Je ne sais pas comment tu fais. Pour avoir envie d'adoucir le monde. J'ai l'impression que c'est comme...vouloir détourner le cours d'une rivière...en y déposant des grains de sable, un par un.
Quel temps perdu. Les années ont passé, si vite, et cette peur soudaine de les avoir vécues en vain. Pourquoi faut-il prétendre ne jamais ressentir cette terreur, bien plus grande encore, qu'un jour, demain, tout s'arrête ? Pourquoi faut-il cacher ce que nous sommes, feindre de ne pas ressentir ce vertige ?
Depuis cinquante huit ans, de l'intérieur de son corps, aussi fragile et modeste qu'il perçoive sa propre existence, il voit le monde se déployer autour de lui, au point de se laisser régulièrement berner par l'illusion d'être très précisément placé en son centre.
S'il en est ainsi pour chacun, notre perception des autres ne nous révèlera jamais ce qu'ils sont. Pas plus que ce reflet de lui-même aperçu dans le rétroviseur ne raconte ce qu'il est.
Nous sommes définitivement inaccessibles les uns aux autres.
Je voudrais qu'on me pardonne mes erreurs, mais personne ne peut le faire. Il faut se contenter de son propre pardon.
Personne ne m'avait dit qu'un jour j'aurais cinquante ans...
... et que tout à coup mes erreurs me sembleraient plus consolables que mes regrets.
Rester seule. Ne dépendre de personne. Jamais. Aimer, c'est promettre, promettre c'est mentir, et beaucoup d'autres mots encore. Empilés les uns sur les autres.

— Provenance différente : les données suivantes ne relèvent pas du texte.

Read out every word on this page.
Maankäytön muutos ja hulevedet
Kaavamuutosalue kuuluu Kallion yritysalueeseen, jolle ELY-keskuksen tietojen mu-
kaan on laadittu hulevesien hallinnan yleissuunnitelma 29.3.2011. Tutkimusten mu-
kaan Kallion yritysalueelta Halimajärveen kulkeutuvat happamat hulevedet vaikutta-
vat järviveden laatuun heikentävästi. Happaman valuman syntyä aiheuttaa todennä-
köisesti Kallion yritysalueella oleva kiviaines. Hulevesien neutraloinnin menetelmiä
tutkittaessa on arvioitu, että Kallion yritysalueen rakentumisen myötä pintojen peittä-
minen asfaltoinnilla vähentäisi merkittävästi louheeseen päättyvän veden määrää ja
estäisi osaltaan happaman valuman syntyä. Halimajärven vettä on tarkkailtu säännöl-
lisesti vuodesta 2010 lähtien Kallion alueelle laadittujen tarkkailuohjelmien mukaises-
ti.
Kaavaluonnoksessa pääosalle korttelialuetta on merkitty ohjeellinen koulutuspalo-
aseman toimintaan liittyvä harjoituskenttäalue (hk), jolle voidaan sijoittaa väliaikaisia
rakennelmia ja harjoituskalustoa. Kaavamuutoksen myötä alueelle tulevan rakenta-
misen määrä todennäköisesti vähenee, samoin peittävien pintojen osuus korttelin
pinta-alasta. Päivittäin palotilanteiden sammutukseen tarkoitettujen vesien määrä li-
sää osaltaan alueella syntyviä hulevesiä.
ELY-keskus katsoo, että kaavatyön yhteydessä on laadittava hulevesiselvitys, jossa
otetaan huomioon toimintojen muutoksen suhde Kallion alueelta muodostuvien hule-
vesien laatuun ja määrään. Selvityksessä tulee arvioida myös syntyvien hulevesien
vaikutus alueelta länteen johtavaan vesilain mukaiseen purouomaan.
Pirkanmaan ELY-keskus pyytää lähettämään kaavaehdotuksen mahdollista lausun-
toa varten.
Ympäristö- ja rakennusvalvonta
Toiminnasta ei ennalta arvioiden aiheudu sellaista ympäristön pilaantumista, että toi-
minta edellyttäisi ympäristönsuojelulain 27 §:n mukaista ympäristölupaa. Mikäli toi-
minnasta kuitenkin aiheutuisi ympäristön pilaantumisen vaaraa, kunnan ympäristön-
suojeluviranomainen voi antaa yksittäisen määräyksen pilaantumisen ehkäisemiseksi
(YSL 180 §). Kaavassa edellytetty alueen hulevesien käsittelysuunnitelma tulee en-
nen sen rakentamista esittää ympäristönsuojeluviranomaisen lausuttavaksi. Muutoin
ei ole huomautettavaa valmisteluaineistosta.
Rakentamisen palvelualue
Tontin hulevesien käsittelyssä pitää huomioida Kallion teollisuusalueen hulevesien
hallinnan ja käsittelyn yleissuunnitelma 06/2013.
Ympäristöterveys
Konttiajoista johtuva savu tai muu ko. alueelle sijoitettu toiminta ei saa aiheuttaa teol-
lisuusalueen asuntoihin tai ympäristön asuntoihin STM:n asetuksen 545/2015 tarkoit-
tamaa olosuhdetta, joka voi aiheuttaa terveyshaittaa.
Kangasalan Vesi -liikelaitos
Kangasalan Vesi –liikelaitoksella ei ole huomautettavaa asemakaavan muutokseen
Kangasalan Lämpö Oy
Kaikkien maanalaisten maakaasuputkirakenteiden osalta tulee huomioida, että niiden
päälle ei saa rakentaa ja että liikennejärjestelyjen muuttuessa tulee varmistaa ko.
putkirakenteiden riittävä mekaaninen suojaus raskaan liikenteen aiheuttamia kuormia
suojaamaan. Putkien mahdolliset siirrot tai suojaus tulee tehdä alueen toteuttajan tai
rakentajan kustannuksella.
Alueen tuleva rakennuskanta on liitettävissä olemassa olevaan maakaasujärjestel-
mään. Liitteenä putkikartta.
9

Comme les écailles d'une armure endossée pour un combat dont elle doutait pour la première fois qu'il vaille la peine d'être mené.
La fatigue des courtes nuits précédentes passées à l'usine. Le goût de cette cigarette. Le rayonnement enveloppant du soleil. Les pulsations régulières du sentiment amoureux, du désir assouvi. Cette composition intérieure semble résonner avec la ville, l'immeuble, la petite chambre jaune et blanche. Un équilibre de bruits et de silence.
Elle aimerait pouvoir enfermer cet instant. Le préserver dans l'herbier des moments précieux. Pourtant, elle le sait, il disparaîtra sans doute un jour de sa mémoire.
- Vincent...T'as peur de quoi?
- Je sais pas, c'est arrivé d'un coup. Je réalise pour la première fois que tout va s'arrêter. Je pense à toutes ces vies qui auraient été possibles. Et j'ai l'impression de ne pas en avoir vécu une seule. Au moins une.
"Holàlà, c’est pas croyable, qu’est-ce que ça fait plaisir de vous voir!" Je me demande toujours d’où viennent ces phrases malgré soi. Prononcées avec beaucoup de naturel, sans en penser un seul mot.
Elle aurait voulu lui parler de Louis, du voyage à Biarritz l'année de son entrée à l'École normale, du vin le soir sur les terrasses, de la petite fenêtre bleue ouverte sur le port, de la douceur de son sexe contre le sien puis à l'intérieur d'elle, la force avec laquelle il la tenait dans ses bras, comme elle avait aimé cela, jouir avec lui, les cigarettes fumées les soirs d'été dans les jardins de Madeleine, le sourire de Paul qui ne reviendra jamais, qu'elle a tellement peur d'oublier, l'épuisement de cette dernière nuit partagée avec Louis, blottis l'un contre l'autre, tous ces milliards de secondes pleines de vie... Pourquoi ne peut-on pas retenir cela? Pourquoi faut-il porter sa vie avec soi comme un spectacle éphémère et invisible aux autres?